A pre-season medical test in football assesses, for example, a player’s cardiovascular and respiratory systems as well as his readiness for match performance.

Doping refers to the use of drugs, including steroids and substances that might be found in “normal” medicine, that enhance athletic performance.

Marijuana, commonly known as matekoane here, is not known as a performance enhancer but it is banned in professional and amateur sports because of the dangers it poses to a footballer or any other athlete.

In line with international football trends, Lefa had announced plans to impose compulsory medical tests and anti-doping measures for players plying their trade in Lesotho’s top two divisions starting this season.

But the move was met with fierce resistance from football clubs, forcing Lefa’s medical committee to indefinitely suspend the plans.
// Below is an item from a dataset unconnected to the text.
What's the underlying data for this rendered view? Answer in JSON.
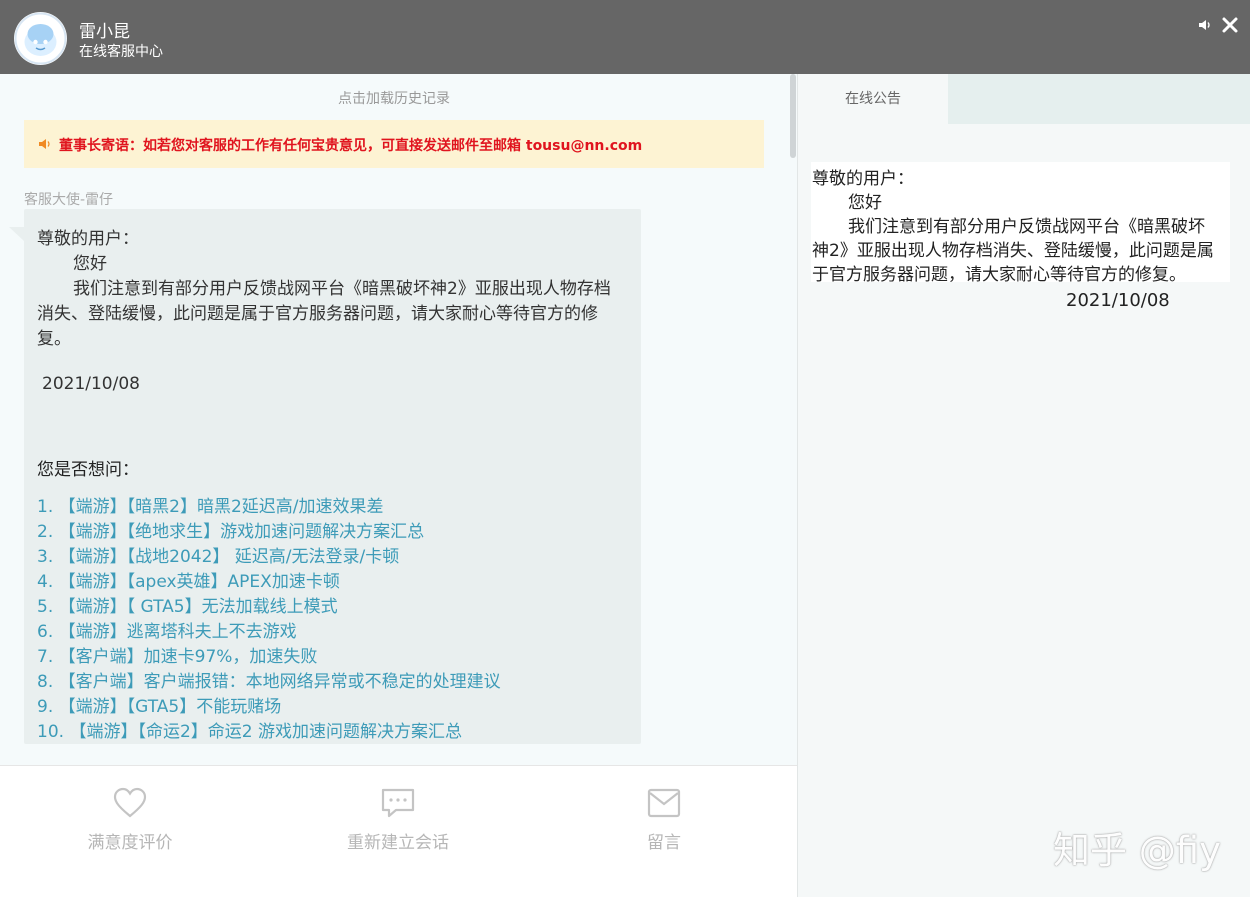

The tests were going to be carried out free of charge.

“So far we’ve decided to suspend this project indefinitely,” Dr Teboho Lekhanya, chairperson of Lefa’s medical committee, told the Lesotho Times this week.

“We were forced to suspend it because the teams made noise saying they were against this project.”

The world football body Fifa views medical check-ups and anti-doping measures as key factors in the development and progress of the game at all levels.

Lekhanya, however, said Lefa would not give up on trying to educate local footballers and administrators on the necessity of medical tests and the dangers of using banned substances.

“We are now going to work more on education and persuasion on Premier League teams and players,” he said.

“We are yet to meet with the (Premier League) to discuss this issue and make them see the importance of conducting medical tests and (the dangers of) doping to top-flight teams.”

Meanwhile, Lekhanya said Lesotho had submitted its anti-doping regulations to Fifa’s medical panel for approval.

“In January this year, we submitted our anti-doping regulations to Fifa and we are still waiting for their approval,” he said.

“They are broad but we are targeting what we know is commonly used in our country like marijuana.”

“The players must always, when consulting a doctor, declare themselves as players to avoid being given medications that are not allowed in sports,” he added.